GEN-MEDIEVAL-L ArchivesArchiver > GEN-MEDIEVAL > 2005-08 > 1122924858
From: Vince Brannigan <>
Subject: Re: (RSPW Recruiting) D. Spencer Hines
Date: Mon, 01 Aug 2005 15:34:18 -0400
References: <firstname.lastname@example.org> <email@example.com> <kIuGe.firstname.lastname@example.org> <email@example.com> <moyGe.171428$tt5.77829@edtnps90> <BF10D4C3.1A268firstname.lastname@example.org> <email@example.com>
SJ Doc wrote:
> On Sat, 30 Jul 2005 06:54:59 -0500, Grey Satterfield
> <> wrote:
>>On 7/29/05 5:49 PM, "James Toupin" <> wrote:
>>>Hey! Come on now guys. I disagree with Hines too, but this is
>>>simply unnecessary cruelty. We all have episodes and failures in our
>>>lives that we would rather not have splashed all over the internet.
>>>Disagree with him, argue with him, point out the flaws in his
>>>and express your own point of view but the personal attacks just
>>>makes everyone in any newsgroup look like petty, childish fools. Let
>>>us have discourse and debate, not insults and debasing.
>>I agree. It's possible to go too far, even on Usenet, and this is one of
> I don't know about "too far," but what the hell does it gain?
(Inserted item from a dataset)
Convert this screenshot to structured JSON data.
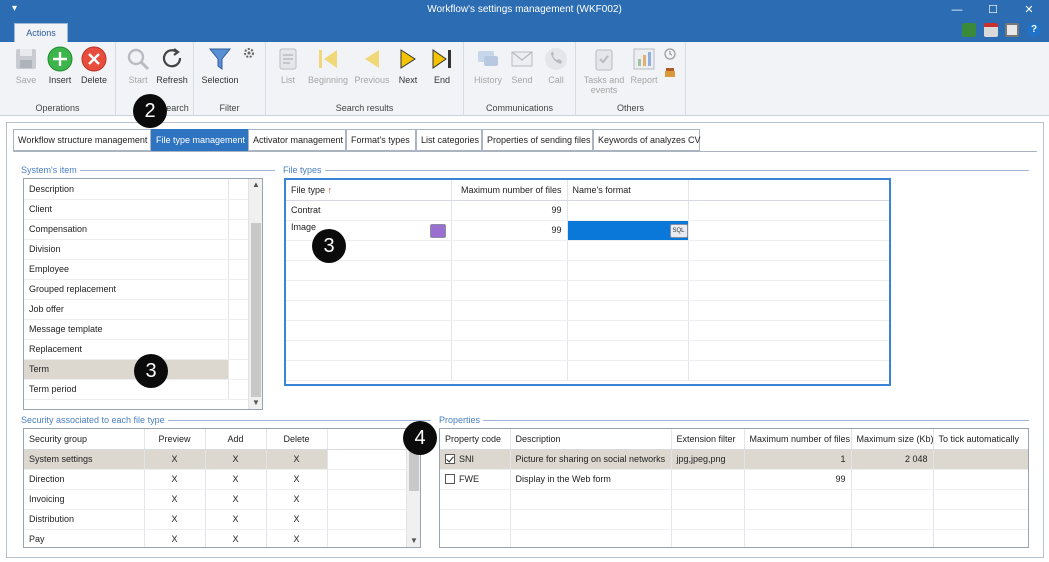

Insult
> (when it's done with some wit) is quite entertaining, and can rise to
> the level of art if it's literate and reasonably original.
All true but it rarely adds to the quality of the discussion
I mark it
> apart from attack on an intimate personal basis, which is not only
> off-topic (and thereby leads truly to the fallacy of *argumentum
> ad hominem*, or "disbelieve this asshole because he's an asshole,
> not because his position is bullshit") but also anti-intellectual.
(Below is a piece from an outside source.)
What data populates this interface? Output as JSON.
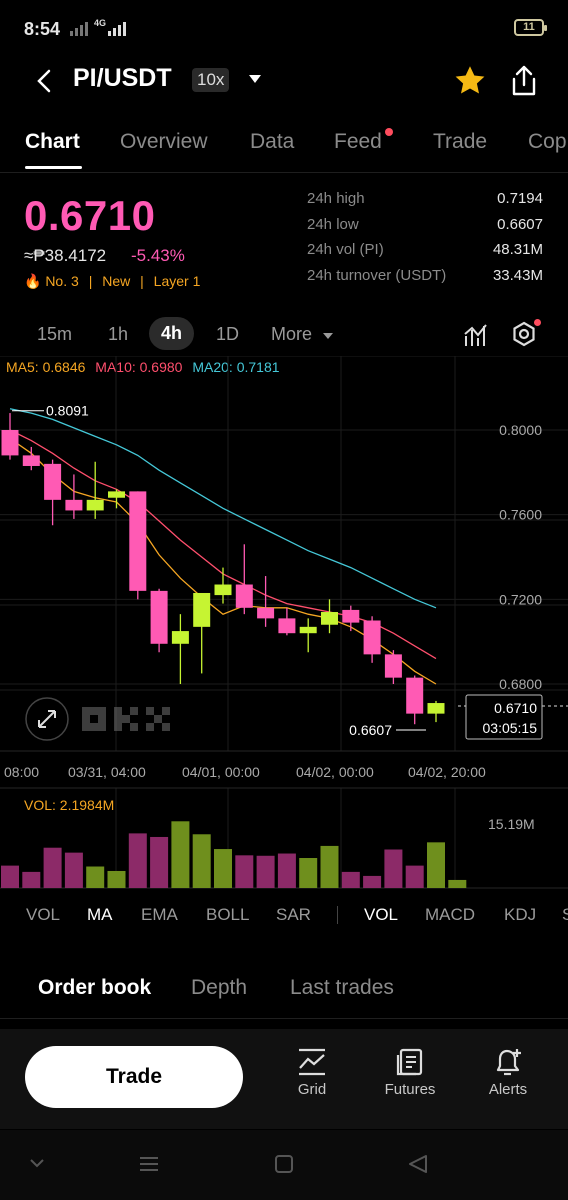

> Let's say we had ourselves a dispute with a reasonably articulate
> adolescent - some barely pubescent teen weenie with little or no
> "street cred" whatsoever; no life experience, no academic credits
> other than the abysmal crap taught in the local Government Indoc-
> trination Centers putatively offering "public education." Let's say
> that this kid were capable of putting forth lucid and reasonably
> well-articulated arguments on a topic of interest in any of the
> various Usenet groups to which we're cross-posting right now.
> And let's say that - contravening the old "On the Internet, nobody
> knows you're a dog" practice - the kid is honest enough to admit
> his age and education right up front. We *know* that he's a kid,
> working from a kid's general fund of knowledge. (Or a police
> officer, "trolling the 'Net" in an air-conditioned office instead of
> getting out there in the community and pretending to protect
> people's lives and property, in which case we'd have to cut the
> stupid bastard even more slack.)
> Would we automatically dismiss that kid's arguments simply
> because the *source* is a person whom we might otherwise
> consider contemptible?
> So with Mr. Hines. He is beyond doubt irritating most of the
> time, and I hold his purblind Republicrat political sentiments
> perfectly representative of much that is reprehensible about
> the whole "conservative" movement in these United States,
> but I read his posts with regularity, and there is much to be
> found (particularly in his cut-and-paste posts) that is either
> interesting, amusing, or both. I'm rather grateful for his time
> and effort, and I wish the best for him.
you are I believe conflating two or even three different types of argument.
in Usenet most reasonable argument fall into one or more of several
1) argument from "experience" Those who have "been there done that" have
a special experience to add which we may not accept as gospel but
should respect as evidence.
2) Arguments from "authority" attempt to cite or present a person as
some type of expert whose conclusions can be believed because of some
special training or insight.
3) Arguments from "position" are based on unique access to information
or that a person who holds such a position must have unique knowledge.
4) arguments from "logic" attempt to state premises and logically
develop the conclusions form those premises.
any person who claims that their own personal position, authority or
experience is critical to the acceptance of their argument is open to
"disparaging" (often insulting analysis) of their personal understanding.
When one claims for example to be a "combat veteran" a legitimate
question is "what kind of combat and what did you see and do?
logical arguments are essentially impersonal. personal attacks simply
play no role whatever. similarly, while arguments from authority
position or experience of others may be useful, abuse aimed at the
person presenting such an argument is a waste.